National Transportation Safety Board Chairman Deborah Hersman said she doesn’t want to “categorically" rule out the use of lithium ion batteries to power aircraft systems, even though it’s clear that safeguards failed in the case of a Japan Airlines 787 that had a battery fire while parked at Boston’s Logan International Airport last month.
“Obviously what we saw in the 787 battery fire in Boston shows us there were some risks that were not mitigated, that were not addressed," Hersman told reporters in an interview.
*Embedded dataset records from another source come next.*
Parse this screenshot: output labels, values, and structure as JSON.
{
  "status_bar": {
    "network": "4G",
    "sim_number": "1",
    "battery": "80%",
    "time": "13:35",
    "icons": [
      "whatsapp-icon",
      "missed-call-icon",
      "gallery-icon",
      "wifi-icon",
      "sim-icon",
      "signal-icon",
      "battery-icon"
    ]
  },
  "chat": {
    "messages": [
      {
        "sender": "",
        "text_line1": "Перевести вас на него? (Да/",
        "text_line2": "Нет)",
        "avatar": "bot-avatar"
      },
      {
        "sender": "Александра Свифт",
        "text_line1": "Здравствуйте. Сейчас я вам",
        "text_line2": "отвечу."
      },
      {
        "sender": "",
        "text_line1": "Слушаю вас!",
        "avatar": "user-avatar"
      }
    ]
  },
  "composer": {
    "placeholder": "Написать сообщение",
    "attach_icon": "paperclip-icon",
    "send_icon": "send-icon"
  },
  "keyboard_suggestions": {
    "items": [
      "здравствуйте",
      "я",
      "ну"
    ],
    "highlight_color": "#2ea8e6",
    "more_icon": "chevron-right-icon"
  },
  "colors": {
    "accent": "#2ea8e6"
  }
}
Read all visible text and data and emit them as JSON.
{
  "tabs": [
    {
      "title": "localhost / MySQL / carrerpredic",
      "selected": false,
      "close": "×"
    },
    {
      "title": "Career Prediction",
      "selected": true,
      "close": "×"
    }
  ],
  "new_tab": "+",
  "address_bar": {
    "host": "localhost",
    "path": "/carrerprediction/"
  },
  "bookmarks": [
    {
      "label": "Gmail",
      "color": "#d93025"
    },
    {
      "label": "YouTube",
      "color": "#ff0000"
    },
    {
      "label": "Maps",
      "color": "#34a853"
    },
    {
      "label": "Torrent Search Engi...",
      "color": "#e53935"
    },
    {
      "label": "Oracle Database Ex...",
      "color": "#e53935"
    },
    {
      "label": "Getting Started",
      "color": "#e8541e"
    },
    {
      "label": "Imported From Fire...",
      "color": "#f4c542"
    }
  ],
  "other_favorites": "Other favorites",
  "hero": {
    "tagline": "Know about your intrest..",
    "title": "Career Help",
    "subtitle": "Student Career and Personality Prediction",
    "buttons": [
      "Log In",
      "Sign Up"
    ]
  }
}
The fire was not “what we would have expected to see in a brand new battery in a brand-new airplane," she said.
The board is still weeks away from determining the cause of the Jan. 7 battery fire, Hersman said.
Investigators are also looking into the special conditions the Federal Aviation Administration required Boeing to meet in order to use lithium ion batteries to power the 787’s electrical systems, she said.
A government-industry advisory board that works closely with the FAA issued testing standards for lithium batteries used in aircraft operations several months after the agency had approved a separate testing regime for the 787’s batteries.
The plane is the first airliner to make extensive use of lithium batteries.